Sequencing Ustilago maydis with the
LI-COR 4200 DNA Sequencer

Dr. Dagmar Schuette, Sequencing Department
LION Bioscience AG, Heidelberg, Germany

Introduction

In contrast to most microbial genome projects, yet similar to other eucaryotic genome projects like S. cerevisiae or S. pombe, C. elegans and D. melanogaster, it was decided to analyze the Ustilago maydis genome in an ordered manner and not by a whole genome shotgun approach. A chromosome-specific minimal tiling path of overlapping BAC clones, covering approximately 90% of the genome, was established to provide sequence-ready maps of the genome. Individual BAC clones contributing to the minimal tiling path were further subcloned into sets of minimal overlapping plasmid subclones, which then served as sequencing templates in a "single pass" sequencing approach. Therefore, we expected to reach a coverage lower than 3x at the end of the project.

Under these circumstances, it was necessary to use a sequencing system that provided long read lengths combined with high accuracy because we expected large single stranded regions.

For this purpose, the technology of the LI-COR sequencing machines appeared to be the right choice, not only because of their long read length and high accuracy, but also because of the robust system, easy handling and the sequencer's relative insensitivity to contamination due to the infrared detection system.

Based on average read lengths of 800-1000 base pairs provided by the LI-COR machines, plasmid subclones were constructed at an average size of 1.6-1.7 kb. Considering the insert size and number of base pairs received from the forward and reverse read, we expected complete sequencing of the inserts in one run with an overlap of good quality.

Physical maps from the subclones of each BAC were generated (Fig. 1) and used to construct a minimal tiling path, expecting an average overlap between the clones of up to 200 base pairs. The clones selected from this map served as sequencing templates. Due to biological or technical problems, the sequence analysis led to 5-10 contigs per BAC. Gap closure was performed in a two-step process. First, sequencing alternative clones were selected for that issue from the physical map. Remaining gaps were closed by primerwalks on BACs on the ABI sequencer 377 (Fig. 2).

Fig. 1. Physical map of subclones generated from a BAC. Dig-labeled probes have been hybridized against clones, bound on filters. The clone order results from the hybridization signals. Fig. 2. The order of the clones belonging to the minimal tiling path is verified by the order after assembly.

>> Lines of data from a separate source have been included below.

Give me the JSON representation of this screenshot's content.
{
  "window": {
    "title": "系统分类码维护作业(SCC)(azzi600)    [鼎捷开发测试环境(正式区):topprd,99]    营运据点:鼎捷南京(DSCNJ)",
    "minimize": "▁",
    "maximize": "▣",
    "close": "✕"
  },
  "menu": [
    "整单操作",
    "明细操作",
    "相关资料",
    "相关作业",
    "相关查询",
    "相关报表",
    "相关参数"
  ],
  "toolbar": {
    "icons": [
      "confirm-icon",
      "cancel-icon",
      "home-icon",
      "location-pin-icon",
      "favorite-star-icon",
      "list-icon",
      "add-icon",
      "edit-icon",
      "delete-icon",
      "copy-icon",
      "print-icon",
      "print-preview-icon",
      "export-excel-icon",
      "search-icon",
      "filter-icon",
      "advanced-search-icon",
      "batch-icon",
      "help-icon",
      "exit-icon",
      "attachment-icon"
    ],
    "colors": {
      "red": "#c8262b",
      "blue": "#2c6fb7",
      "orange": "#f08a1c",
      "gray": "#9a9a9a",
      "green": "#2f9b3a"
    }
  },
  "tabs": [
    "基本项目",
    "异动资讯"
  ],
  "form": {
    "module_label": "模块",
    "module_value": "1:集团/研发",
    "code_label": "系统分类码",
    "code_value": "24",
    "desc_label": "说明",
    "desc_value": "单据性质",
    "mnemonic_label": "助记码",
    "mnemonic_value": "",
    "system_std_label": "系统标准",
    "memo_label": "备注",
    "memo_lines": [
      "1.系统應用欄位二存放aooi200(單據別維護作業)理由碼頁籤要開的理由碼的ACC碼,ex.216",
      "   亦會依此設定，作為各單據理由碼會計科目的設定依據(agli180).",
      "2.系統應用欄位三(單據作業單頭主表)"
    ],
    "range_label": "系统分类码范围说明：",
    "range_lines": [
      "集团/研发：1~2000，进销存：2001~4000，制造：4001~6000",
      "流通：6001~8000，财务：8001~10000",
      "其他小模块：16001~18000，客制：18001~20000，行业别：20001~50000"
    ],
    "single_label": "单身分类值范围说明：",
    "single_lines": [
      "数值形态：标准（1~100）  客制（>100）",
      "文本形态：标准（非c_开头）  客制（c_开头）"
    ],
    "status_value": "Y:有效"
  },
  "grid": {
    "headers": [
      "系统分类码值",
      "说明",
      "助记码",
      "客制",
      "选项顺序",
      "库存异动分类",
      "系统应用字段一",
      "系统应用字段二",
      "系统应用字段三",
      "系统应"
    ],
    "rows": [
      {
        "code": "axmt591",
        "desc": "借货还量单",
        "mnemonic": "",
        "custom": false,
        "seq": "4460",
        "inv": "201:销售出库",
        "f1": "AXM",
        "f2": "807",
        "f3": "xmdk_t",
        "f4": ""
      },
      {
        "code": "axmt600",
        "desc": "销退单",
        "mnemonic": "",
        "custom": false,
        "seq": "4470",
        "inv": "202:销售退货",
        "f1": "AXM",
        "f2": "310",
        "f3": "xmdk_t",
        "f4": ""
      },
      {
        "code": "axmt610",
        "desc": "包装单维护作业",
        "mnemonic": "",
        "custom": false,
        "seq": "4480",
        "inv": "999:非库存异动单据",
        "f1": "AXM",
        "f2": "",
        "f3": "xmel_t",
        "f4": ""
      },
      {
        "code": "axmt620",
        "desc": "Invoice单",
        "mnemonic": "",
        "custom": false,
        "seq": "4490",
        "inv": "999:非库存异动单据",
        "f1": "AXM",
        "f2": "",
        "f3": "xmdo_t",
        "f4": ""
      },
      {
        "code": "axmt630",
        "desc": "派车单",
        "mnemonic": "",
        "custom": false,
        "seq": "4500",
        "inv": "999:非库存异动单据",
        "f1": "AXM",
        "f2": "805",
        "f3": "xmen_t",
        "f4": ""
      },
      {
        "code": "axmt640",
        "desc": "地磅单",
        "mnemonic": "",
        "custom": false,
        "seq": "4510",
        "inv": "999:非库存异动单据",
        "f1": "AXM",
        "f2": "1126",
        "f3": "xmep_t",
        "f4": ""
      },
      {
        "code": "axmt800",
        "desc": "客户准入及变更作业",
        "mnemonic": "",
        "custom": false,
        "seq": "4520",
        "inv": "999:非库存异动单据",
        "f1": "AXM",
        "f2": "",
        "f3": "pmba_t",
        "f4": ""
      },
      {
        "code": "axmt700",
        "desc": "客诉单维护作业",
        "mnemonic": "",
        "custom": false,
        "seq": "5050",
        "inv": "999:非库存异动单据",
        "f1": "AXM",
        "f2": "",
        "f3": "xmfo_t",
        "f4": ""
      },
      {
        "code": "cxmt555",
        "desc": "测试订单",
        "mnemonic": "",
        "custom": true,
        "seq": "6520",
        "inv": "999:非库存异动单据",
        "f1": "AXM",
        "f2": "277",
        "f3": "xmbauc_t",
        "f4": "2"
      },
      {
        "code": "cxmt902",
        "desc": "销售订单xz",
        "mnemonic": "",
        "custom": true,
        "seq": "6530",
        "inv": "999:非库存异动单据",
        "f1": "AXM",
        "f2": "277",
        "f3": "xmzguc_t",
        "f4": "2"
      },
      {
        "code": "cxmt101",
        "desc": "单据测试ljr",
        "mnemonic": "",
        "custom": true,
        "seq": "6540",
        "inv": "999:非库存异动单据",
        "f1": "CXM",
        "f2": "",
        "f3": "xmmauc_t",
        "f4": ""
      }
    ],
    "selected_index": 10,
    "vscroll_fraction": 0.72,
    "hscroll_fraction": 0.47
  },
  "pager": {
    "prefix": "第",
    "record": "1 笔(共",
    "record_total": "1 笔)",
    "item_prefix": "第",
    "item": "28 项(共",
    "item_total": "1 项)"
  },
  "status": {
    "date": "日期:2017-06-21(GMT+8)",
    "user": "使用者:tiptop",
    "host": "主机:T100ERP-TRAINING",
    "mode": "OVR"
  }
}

We have sequenced 17,425,931 base pairs (bp) of the Ustilago maydis genome with very high accuracy out of 28 large contigs comprising 258 minimal overlapping BAC clones covering the 23 chromosomes of the organism. Only 22 small sequencing gaps remained open. Compared to the estimated genome size of 20.5 megabases, we have covered approximately 85.9% of the genome, leaving mainly ribosomal repeat areas, telomeric regions and other unclonable regions untouched.